Lo realmente emocionante de una emisión en directo, de la imagen más pura, es precisamente que lo inusual y lo no asumido puede saltar por los aires cuando se rompen las convenciones por parte de algo exterior y quebranta ese pacto asumido entre lo asumido y lo plausible. Ya sea el diablo colándose en un show apolillado o un zumbado gritando Que te vote, Txapote y acabe modificando el discurso político de la mitad de un país. Lo interesante es la ruptura y durante prácticamente la mayoría de su metraje, El último late night es realmente interesante por esa confrontación entre lo asumido y lo indomable. La inclusión de imágenes subliminales no es simplemente un guiño cómplice sino de cómo lo catódico cae de rodillas ante la peligrosidad de la imagen, el fantástico en directo. Por eso, en el fondo, siento tanta pena porque tanto el comienzo como el final de la película recurran a trucos narrativos para eliminar la reflexión sobre la imagen como un elemento indomable e imposible de acotar a los sometimientos de una narrativa, en este caso, la estructura de un programa de televisión.
Y acabo la chapa con una última reflexión sobre el poder de la imagen, en este caso relacionado con Inmaculate, el nuevo ejemplo de cine de terror católico que ha dirigido Michael Mohan y protagonizado Sydney Sweeney.
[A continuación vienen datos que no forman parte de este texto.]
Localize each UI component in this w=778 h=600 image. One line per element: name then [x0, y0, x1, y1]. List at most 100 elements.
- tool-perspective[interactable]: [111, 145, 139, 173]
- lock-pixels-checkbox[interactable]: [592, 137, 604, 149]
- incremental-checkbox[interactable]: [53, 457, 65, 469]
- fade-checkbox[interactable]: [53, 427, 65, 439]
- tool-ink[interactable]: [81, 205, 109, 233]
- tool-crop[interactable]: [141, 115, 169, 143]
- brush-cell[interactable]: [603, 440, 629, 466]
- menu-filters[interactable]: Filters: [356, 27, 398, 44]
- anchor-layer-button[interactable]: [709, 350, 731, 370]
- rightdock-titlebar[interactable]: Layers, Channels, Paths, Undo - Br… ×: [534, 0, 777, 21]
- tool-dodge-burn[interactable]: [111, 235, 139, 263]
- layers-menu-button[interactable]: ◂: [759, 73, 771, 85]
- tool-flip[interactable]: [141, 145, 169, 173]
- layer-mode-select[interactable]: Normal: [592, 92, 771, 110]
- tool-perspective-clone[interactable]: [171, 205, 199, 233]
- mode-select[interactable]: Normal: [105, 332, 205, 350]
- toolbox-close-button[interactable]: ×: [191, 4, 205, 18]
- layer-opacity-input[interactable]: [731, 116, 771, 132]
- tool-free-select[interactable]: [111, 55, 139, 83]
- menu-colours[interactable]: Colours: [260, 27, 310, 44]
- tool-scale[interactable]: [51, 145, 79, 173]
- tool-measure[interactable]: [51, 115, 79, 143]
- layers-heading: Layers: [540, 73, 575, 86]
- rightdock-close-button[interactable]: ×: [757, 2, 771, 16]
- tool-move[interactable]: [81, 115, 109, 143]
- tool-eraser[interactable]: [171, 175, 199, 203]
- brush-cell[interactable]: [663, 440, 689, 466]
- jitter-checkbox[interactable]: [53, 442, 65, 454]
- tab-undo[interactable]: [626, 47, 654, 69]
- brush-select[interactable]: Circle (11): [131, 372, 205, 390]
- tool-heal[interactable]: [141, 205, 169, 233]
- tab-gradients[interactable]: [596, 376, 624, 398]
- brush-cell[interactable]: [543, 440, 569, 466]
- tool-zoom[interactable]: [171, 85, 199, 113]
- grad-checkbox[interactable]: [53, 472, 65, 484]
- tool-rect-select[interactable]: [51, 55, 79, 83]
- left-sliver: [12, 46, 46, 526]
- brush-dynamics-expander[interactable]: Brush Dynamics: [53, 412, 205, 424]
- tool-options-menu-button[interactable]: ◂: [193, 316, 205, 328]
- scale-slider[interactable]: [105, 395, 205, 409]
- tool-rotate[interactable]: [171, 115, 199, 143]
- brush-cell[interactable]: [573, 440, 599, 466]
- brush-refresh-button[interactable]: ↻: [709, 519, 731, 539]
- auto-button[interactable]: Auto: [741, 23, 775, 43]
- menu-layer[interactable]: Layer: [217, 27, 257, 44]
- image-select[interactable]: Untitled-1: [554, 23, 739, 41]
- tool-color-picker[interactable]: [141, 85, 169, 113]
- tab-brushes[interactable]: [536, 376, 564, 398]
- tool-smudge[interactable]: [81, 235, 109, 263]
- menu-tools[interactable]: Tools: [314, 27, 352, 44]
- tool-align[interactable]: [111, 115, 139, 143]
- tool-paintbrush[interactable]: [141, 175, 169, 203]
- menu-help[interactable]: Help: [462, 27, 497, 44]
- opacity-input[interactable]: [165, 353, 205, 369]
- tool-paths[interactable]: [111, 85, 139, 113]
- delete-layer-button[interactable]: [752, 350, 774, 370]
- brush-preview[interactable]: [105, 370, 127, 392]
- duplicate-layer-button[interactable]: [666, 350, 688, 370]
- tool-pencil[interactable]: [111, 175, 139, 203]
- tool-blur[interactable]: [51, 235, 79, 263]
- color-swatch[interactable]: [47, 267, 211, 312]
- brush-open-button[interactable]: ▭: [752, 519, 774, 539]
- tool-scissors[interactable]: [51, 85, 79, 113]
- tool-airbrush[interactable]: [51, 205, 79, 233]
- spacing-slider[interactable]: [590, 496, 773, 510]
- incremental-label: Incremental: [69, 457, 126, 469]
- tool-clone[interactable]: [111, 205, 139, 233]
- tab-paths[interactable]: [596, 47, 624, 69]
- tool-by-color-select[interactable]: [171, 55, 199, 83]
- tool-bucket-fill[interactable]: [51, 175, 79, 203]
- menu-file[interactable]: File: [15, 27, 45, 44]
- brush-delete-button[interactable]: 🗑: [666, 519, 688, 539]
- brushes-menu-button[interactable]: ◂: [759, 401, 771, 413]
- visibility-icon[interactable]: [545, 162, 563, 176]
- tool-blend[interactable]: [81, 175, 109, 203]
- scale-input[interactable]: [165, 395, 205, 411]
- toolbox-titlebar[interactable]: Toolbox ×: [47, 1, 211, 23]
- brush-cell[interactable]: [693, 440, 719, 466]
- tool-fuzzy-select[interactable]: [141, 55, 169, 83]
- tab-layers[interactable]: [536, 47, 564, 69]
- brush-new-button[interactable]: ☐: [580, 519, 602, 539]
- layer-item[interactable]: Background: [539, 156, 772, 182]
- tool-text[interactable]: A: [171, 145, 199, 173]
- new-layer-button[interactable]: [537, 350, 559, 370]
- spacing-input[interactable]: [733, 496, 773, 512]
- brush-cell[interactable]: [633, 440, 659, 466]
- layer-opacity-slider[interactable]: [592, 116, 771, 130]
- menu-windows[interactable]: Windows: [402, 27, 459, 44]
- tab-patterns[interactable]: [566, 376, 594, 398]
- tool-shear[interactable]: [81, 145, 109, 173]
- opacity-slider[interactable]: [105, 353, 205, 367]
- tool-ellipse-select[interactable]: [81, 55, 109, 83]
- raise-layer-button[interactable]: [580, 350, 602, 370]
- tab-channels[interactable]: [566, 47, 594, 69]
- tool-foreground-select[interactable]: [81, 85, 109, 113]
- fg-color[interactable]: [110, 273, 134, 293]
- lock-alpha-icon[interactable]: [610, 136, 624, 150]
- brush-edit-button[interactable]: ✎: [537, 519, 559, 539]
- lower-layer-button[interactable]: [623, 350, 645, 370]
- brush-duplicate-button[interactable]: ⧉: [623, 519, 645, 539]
Una película que asume con total dignidad que los caminos narrativos de este tipo de ficciones están totalmente trillados a estas alturas de partido y que más vale una buena imagen y su poder icónico. ¿Qué tiene más poder subversivo? ¿El enésimo discurso sobre el empoderamiento o el patriarcado en instituciones arcaicas o vestir de virgen a la nueva “puta” de Hollywood? Y como diría Pichu Cuéllar, no se trata de un insulto, sino de un adjetivo calificativo. De una actriz que se ha erigido como icono sexual o cultural precisamente por exudar sexualidad y rasgos de mujer en un Hollywood y una cultura cada vez más asexuada. Que los pechos de Sidney Sweeney hayan acabado siendo protagonistas del enésimo y paniaguado intento de guerra cultural. Mientras ella y la película, a lo suyo, construyendo a base de imagen y sedición iconoclasta el orden del cine de género, sin necesidad de articular lo que ya de por sí tiene un valor intrínseco como estampa… nunca mejor dicho.